Lizzie on her elevation, sitting in the Chairman's big chair! The two ladies on the front row would probably be Mrs. Greenwood and Mrs. Poppleton, the other two female Guardians in 1924.

She can be seen in this photo, in her capacity as Chairman of the Board of Guardians, presiding over the opening ceremony of an extension to the Nurses' home at Primrose Bank Institution (the "Workhouse") in 1925. This and two other photos from that occasion can be seen in the Lancashire Archives Red Rose Image Collection.

Upholding the Law

She became a J.P. at this time, as Guardians often did, "tempering justice with clemency but never afraid to speak her mind". She was appointed to the first Juvenile Panel when it was set up in 1933, and although described by a fellow magistrate after her death as sometimes "sentimental", she certainly stood no nonsense.

 

The first accident.

One evening in late December, 1928, she got off a tramcar at Elm St., and walked straight out into the path of an over-taking car. She was quite seriously injured, breaking her collar bone, and subsequently became less active in public life.

"A last red rose to Wilfred from Lizzie"

In September 1934, Wilfred Hedges, her musician husband of more than 40 years, died aged 73. They were childless. The obituary for Wilfred spoke of his "lovableness and unfailing courtesy", and his kindness and patience as a teacher. Heading the list of floral tributes was "A last red rose to Wilfred from Lizzie".

Restored by sea air!

In October 1936, she resigned from the Burnley Women's Liberal Association, who presented her with a wallet of banknotes to mark her long service (Lizzie pictured centre right receiving her gift), went on the inactive list as a magistrate and, for health reasons, went to live with her brother Ernest, proprietor of Stile House Hotel, Lyme Regis ("On High Ground, Overlooking Sea, Comfortable Rooms, Excellent Cuisine, Pleasant Gardens, Electric Light."). Lyme Regis must have done the trick, one way or another, as by Spring 1937 she was back in Burnley, active again in the Women's Liberal Association and back on the Magistrates bench, from which she only finally retired in 1941.

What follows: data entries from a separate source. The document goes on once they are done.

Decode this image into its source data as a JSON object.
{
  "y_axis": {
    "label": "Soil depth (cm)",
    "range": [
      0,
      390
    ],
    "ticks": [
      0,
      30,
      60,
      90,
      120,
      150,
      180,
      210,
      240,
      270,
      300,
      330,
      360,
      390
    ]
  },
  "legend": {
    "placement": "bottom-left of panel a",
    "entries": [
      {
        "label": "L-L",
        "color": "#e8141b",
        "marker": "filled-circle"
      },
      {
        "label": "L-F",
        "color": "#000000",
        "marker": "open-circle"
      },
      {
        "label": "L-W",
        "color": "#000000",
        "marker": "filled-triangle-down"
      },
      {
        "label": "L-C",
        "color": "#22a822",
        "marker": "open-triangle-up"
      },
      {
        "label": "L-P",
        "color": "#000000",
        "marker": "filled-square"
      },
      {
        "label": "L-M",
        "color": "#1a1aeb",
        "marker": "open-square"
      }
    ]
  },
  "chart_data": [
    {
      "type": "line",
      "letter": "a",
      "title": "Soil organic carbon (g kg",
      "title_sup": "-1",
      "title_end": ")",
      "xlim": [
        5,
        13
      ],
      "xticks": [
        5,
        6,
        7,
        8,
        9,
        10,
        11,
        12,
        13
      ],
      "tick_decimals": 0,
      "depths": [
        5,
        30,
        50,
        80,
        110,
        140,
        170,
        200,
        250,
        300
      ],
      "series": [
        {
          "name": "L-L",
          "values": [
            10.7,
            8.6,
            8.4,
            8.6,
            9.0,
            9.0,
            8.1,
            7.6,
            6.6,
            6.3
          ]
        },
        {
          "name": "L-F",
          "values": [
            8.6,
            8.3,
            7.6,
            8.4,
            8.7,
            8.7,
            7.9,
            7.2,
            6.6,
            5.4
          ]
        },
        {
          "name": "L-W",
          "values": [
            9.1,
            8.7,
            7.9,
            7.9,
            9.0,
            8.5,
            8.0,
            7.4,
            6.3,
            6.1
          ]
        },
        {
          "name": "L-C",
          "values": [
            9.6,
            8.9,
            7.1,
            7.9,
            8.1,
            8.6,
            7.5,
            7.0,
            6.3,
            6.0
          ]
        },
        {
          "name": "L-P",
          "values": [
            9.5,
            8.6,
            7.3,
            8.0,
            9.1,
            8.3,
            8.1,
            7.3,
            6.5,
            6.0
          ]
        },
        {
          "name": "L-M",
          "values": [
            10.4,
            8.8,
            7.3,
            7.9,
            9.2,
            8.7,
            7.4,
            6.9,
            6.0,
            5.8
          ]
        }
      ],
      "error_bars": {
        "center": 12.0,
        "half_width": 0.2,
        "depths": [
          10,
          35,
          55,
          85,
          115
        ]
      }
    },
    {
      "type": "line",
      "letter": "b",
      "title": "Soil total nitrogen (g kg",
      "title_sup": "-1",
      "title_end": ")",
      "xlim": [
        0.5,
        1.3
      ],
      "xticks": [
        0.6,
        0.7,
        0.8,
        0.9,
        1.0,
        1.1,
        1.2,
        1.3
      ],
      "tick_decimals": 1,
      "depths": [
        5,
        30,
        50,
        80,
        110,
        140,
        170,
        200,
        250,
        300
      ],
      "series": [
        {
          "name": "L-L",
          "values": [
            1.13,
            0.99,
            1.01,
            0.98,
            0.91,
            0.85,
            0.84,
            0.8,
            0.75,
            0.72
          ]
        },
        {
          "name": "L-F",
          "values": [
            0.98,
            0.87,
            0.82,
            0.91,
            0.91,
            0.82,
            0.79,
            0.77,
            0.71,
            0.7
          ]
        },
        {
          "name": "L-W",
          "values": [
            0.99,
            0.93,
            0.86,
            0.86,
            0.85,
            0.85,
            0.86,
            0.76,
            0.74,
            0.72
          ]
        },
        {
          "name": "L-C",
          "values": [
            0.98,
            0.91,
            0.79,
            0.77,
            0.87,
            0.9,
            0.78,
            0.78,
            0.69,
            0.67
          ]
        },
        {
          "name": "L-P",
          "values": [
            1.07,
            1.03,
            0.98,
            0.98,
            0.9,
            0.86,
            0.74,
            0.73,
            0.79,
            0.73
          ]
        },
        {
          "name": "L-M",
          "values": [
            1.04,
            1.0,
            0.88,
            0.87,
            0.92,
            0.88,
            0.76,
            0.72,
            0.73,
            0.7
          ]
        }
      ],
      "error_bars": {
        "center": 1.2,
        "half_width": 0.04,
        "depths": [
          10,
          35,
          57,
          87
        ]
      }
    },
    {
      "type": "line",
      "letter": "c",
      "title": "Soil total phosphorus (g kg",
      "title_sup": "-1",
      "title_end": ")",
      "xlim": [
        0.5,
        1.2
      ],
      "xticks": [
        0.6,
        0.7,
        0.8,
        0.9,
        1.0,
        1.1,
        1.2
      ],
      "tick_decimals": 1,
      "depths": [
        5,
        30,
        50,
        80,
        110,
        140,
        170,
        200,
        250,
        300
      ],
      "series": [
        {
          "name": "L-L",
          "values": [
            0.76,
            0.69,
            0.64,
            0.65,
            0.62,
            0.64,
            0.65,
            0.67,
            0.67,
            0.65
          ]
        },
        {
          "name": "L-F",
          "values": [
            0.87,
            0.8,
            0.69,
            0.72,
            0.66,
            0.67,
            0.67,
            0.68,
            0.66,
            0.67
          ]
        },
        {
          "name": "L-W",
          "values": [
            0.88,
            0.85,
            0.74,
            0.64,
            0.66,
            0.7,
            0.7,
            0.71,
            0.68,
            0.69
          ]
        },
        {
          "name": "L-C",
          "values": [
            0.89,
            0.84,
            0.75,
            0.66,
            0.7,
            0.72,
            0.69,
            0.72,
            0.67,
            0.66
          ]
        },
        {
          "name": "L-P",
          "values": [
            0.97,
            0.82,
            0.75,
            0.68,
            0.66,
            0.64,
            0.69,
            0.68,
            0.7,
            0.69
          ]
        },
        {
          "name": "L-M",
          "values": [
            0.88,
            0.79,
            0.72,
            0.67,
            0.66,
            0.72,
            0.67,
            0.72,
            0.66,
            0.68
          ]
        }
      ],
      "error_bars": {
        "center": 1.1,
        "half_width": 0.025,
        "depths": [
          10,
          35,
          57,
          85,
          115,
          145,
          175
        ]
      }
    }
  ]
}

A significant life draws to its close

Appropriately for one who had done so much for the public good, she spent her last years living in one of the three Arnold Homes for the aged on Glen View Road, whose founder William Arnold, had also been connected to Fulledge Methodists. (Click the link to go to our page giving more information on the Arnold Homes).

At the beginning of April, 1942, she was again knocked down by a car, in St. James's St. This time she did not recover and died in hospital on August 1st, 1942, aged 81. Her funeral at her spiritual home, Fulledge Methodists, where Wilfred was organist and choirmaster for so many years, was attended by representatives of all the many public bodies and associations she had been involved with.

She shares her grave in Burnley Cemetery with Wilfred, her parents, their three children who died as babies, her tragic brother John, and other members of the extended family.